I think this issue is showing up due to the lack of any optimized kernels for the specific convolution layers I’m trying. This issue is only reprodcible on aarch64 processor. But still that couldn’t explain this huge difference in execution times.
To reproduce this issue,
Run a Depthwise Convolution (groups = in_channels) and Pointwise Convolution (kernel size =1) individually as nn.Conv2d() and measure their runtime.
Run the same set of convolutions as a single nn.Sequential
import torch
import time
x = torch.rand([1,78, 56, 56])
#### nn.Conv2d
dconv = torch.nn.Conv2d(78, 78, 3, stride=2, padding=1,groups=78)

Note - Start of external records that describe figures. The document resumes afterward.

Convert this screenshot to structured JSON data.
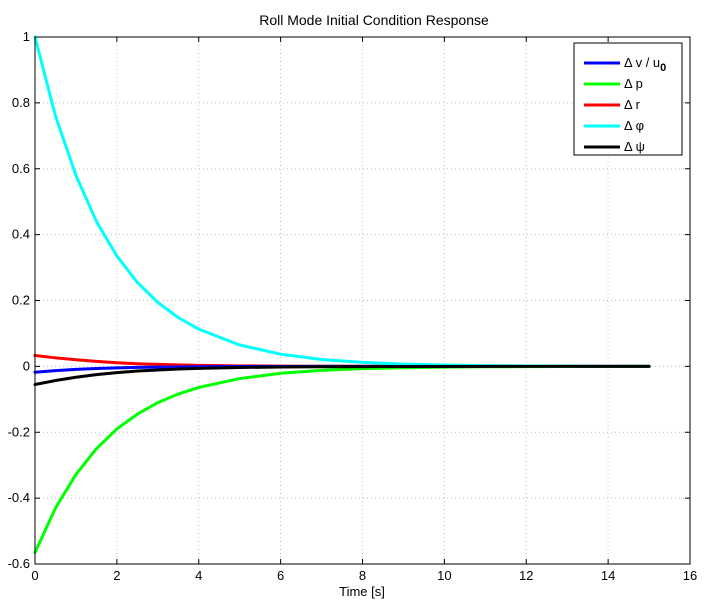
{
  "chart_data": {
    "type": "line",
    "title": "Roll Mode Initial Condition Response",
    "xlabel": "Time [s]",
    "ylabel": "",
    "xlim": [
      0,
      16
    ],
    "ylim": [
      -0.6,
      1
    ],
    "xticks": [
      0,
      2,
      4,
      6,
      8,
      10,
      12,
      14,
      16
    ],
    "yticks": [
      -0.6,
      -0.4,
      -0.2,
      0,
      0.2,
      0.4,
      0.6,
      0.8,
      1
    ],
    "xtick_labels": [
      "0",
      "2",
      "4",
      "6",
      "8",
      "10",
      "12",
      "14",
      "16"
    ],
    "ytick_labels": [
      "-0.6",
      "-0.4",
      "-0.2",
      "0",
      "0.2",
      "0.4",
      "0.6",
      "0.8",
      "1"
    ],
    "grid": true,
    "legend_position": "top-right",
    "series": [
      {
        "name": "Δ v / u0",
        "legend_main": "Δ v / u",
        "legend_sub": "0",
        "color": "#0000ff",
        "x": [
          0,
          0.5,
          1,
          1.5,
          2,
          2.5,
          3,
          4,
          5,
          6,
          7,
          8,
          10,
          12,
          14,
          15
        ],
        "y": [
          -0.018,
          -0.013,
          -0.009,
          -0.0065,
          -0.0045,
          -0.0032,
          -0.0022,
          -0.001,
          -0.0005,
          -0.0002,
          -0.0001,
          0,
          0,
          0,
          0,
          0
        ]
      },
      {
        "name": "Δ p",
        "legend_main": "Δ p",
        "legend_sub": "",
        "color": "#00ff00",
        "x": [
          0,
          0.5,
          1,
          1.5,
          2,
          2.5,
          3,
          3.5,
          4,
          5,
          6,
          7,
          8,
          9,
          10,
          11,
          12,
          13,
          14,
          15
        ],
        "y": [
          -0.565,
          -0.43,
          -0.328,
          -0.25,
          -0.19,
          -0.145,
          -0.11,
          -0.084,
          -0.064,
          -0.037,
          -0.021,
          -0.012,
          -0.007,
          -0.004,
          -0.0023,
          -0.0013,
          -0.0008,
          -0.0004,
          -0.0002,
          -0.0001
        ]
      },
      {
        "name": "Δ r",
        "legend_main": "Δ r",
        "legend_sub": "",
        "color": "#ff0000",
        "x": [
          0,
          0.5,
          1,
          1.5,
          2,
          2.5,
          3,
          4,
          5,
          6,
          7,
          8,
          10,
          12,
          14,
          15
        ],
        "y": [
          0.033,
          0.026,
          0.02,
          0.015,
          0.011,
          0.008,
          0.006,
          0.0032,
          0.0017,
          0.0009,
          0.0005,
          0.0002,
          0.0001,
          0,
          0,
          0
        ]
      },
      {
        "name": "Δ φ",
        "legend_main": "Δ φ",
        "legend_sub": "",
        "color": "#00ffff",
        "x": [
          0,
          0.5,
          1,
          1.5,
          2,
          2.5,
          3,
          3.5,
          4,
          5,
          6,
          7,
          8,
          9,
          10,
          11,
          12,
          13,
          14,
          15
        ],
        "y": [
          1.0,
          0.76,
          0.58,
          0.44,
          0.335,
          0.255,
          0.194,
          0.148,
          0.113,
          0.065,
          0.037,
          0.021,
          0.012,
          0.007,
          0.004,
          0.0023,
          0.0013,
          0.0008,
          0.0004,
          0.0002
        ]
      },
      {
        "name": "Δ ψ",
        "legend_main": "Δ ψ",
        "legend_sub": "",
        "color": "#000000",
        "x": [
          0,
          0.5,
          1,
          1.5,
          2,
          2.5,
          3,
          3.5,
          4,
          5,
          6,
          7,
          8,
          10,
          12,
          14,
          15
        ],
        "y": [
          -0.055,
          -0.043,
          -0.033,
          -0.025,
          -0.019,
          -0.014,
          -0.011,
          -0.008,
          -0.006,
          -0.0034,
          -0.0019,
          -0.001,
          -0.0006,
          -0.0002,
          0,
          0,
          0
        ]
      }
    ]
  }
}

pconv = torch.nn.Conv2d(78, 78, 1)
delay = []
for i in range(30):
start = time.perf_counter()
y = dconv(x)
end = time.perf_counter()
delay.append((end-start)*1000)
print(sum(delay)/len(delay))
delay = []
for i in range(30):
start = time.perf_counter()
z = pconv(y)
end = time.perf_counter()
delay.append((end-start)*1000)
print(sum(delay)/len(delay))
##### nn.Module
model = torch.nn.Sequential(torch.nn.Conv2d(78, 78, 3, stride=2, padding=1,groups=78, device='cpu'), torch.nn.Conv2d(78, 78, 1, device='cpu'))
delay = []
for i in range(30):
start = time.perf_counter()
z = model(x)
end = time.perf_counter()
delay.append((end-start)*1000)
print(sum(delay)/len(delay))
There’s almost 15x difference in runtime between convolution executing as individual nn.Conv2Ds and nn.Sequential. The expected output would be to have time(dconv) + time(pconv) almost similar to time(model) in the above example.
Any idea why this is happening? Thanks in advance for your replies.
I have also opened a issue regarding the same at here
Your output seems like its more expected. I’m also running on Xavier. I tried both PyTorch 1.9.0 and 1.8.0 and seeing the same results. (The nn.Sequential() is alway significantly higher)
This is the output I get for conseuctive runs of the program script above.
I also profiled the code (Conv2ds & nn.Sequential using Profiler) and got the following outputs for three Convs.
with torch.profiler.profile(activities=[torch.profiler.ProfilerActivity.CPU]) as prof:
model(x)
print(prof.key_averages().table(sort_by="cpu_time_total", row_limit=30))
Hi !
Could you let me know the version of PyTorch you tried on?
Is there any other way to narrow down this issue to a bug in PyTorch or some performance drop on my Xavier board.